Foot patrols aren't a strategy for reducing gun crime

Rounding up the usual suspects and putting officers on foot patrol for a few weeks are desperate moves by the Baltimore Police Department to temporarily shut down gun homicides before the nice weather arrives and street crime picks up with a vengeance ("6 killings continue violent 2013 start," March 5).

Temporarily flooding the streets with foot patrols is feel-good initiative similar to gun buy-back programs. Violent crime in this town is gun driven, and officers on foot, unless they are jacking up every possible suspect they see while walking their beats, will probably just displace people with illegal guns to other parts of their district.

This is nice for the folks in areas where the officers are concentrated, not so nice for those in adjacent neighborhoods where thugs will gravitate. The key to reducing gun violence is intelligence, which can only come from the community.
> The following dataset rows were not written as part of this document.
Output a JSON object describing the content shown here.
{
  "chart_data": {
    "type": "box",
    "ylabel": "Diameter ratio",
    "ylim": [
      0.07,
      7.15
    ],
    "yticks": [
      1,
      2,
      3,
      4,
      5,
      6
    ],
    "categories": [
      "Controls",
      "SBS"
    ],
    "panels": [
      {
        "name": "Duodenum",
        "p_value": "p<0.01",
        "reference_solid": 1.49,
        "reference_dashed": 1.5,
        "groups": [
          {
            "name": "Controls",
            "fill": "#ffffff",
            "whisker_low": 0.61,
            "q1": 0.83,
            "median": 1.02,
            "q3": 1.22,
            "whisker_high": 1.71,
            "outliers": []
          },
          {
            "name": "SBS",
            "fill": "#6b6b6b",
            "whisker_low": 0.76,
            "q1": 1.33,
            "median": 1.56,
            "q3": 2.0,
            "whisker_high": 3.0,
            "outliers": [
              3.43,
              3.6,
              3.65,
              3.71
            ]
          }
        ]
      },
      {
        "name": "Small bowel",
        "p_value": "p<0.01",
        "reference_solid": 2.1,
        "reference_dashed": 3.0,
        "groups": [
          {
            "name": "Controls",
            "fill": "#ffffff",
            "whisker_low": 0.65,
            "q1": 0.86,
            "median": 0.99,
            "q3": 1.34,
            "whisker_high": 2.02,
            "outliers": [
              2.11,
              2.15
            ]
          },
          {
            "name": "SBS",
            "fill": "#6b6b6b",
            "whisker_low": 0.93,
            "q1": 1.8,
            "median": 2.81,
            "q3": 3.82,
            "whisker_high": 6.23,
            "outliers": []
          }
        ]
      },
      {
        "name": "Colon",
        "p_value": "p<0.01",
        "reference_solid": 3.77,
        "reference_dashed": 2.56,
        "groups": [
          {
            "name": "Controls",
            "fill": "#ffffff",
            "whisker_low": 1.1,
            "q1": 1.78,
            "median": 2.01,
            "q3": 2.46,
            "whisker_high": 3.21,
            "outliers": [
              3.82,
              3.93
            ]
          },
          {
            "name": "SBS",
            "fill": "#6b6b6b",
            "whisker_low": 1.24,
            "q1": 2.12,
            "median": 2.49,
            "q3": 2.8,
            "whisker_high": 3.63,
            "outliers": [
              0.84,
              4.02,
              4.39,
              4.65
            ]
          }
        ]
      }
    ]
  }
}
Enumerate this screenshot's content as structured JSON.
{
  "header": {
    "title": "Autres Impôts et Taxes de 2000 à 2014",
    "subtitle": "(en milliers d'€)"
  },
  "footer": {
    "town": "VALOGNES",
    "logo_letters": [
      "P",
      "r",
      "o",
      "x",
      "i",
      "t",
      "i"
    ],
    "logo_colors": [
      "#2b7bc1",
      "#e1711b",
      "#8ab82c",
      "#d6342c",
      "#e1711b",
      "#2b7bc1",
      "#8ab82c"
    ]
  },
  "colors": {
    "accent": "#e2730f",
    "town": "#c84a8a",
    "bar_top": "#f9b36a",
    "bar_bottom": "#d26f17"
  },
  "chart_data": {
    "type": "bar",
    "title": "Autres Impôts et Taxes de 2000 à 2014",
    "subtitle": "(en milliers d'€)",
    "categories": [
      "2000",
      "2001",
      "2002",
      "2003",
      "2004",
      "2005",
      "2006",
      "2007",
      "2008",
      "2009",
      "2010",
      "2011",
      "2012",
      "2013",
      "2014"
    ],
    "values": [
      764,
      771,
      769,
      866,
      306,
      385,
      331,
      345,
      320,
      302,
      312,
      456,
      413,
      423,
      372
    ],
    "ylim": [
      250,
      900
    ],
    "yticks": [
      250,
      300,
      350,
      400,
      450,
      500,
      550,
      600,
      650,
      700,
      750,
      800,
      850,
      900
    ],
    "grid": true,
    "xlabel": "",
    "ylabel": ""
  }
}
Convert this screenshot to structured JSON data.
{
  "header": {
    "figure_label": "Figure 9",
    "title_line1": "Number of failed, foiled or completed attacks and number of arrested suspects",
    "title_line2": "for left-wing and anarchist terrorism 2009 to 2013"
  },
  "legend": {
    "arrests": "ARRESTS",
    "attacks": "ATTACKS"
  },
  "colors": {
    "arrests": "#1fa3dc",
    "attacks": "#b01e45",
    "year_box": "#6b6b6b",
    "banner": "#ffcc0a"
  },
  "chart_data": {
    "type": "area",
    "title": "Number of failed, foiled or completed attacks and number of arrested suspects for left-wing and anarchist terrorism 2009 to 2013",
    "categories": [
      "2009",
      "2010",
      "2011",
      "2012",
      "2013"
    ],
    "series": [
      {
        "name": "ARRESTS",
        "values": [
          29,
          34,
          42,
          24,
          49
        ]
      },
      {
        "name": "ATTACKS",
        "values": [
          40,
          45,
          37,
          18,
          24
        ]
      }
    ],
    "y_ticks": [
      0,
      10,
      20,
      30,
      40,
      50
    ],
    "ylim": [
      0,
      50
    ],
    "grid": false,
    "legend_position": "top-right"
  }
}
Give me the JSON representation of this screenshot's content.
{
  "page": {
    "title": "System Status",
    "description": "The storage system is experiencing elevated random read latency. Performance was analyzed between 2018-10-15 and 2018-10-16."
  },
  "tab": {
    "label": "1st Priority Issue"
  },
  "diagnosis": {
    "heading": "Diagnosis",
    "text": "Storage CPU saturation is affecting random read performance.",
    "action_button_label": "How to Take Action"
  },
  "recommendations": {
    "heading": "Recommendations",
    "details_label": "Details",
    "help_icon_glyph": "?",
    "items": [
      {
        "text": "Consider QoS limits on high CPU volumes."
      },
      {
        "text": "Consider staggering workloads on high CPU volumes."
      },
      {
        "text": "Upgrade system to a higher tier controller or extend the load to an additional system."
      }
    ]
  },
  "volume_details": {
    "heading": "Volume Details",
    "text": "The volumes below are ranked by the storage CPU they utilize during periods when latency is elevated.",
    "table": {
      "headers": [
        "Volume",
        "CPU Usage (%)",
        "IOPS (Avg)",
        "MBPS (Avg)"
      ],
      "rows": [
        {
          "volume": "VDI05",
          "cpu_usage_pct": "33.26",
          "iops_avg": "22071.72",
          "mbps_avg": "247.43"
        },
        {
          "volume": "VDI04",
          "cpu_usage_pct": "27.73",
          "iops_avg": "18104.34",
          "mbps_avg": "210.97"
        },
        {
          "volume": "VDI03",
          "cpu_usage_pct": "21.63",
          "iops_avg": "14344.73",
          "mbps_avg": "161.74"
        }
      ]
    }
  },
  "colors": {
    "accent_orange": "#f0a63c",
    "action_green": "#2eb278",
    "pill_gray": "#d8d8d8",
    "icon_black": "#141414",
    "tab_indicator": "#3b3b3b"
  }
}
The department has to get creative about how it attacks violent crime. If more foot patrols were the answer, why haven't police been doing that all along? The answer is 1) it is too expensive, and 2) it doesn't work unless it is carried out over an extended period of time.

Which brings one right back to the high cost of dedicated foot patrols. Departmental leaders have to think like the residents of areas that are experiencing violent crime, that is, asking what would make a resident tell the police who is carrying an illegal gun.

Don't get fixated on people's responsibility to fulfill some "civic duty" to help the police. That feel-good answer doesn't buy groceries. But a healthy dose of cynicism can nicely clear the mind.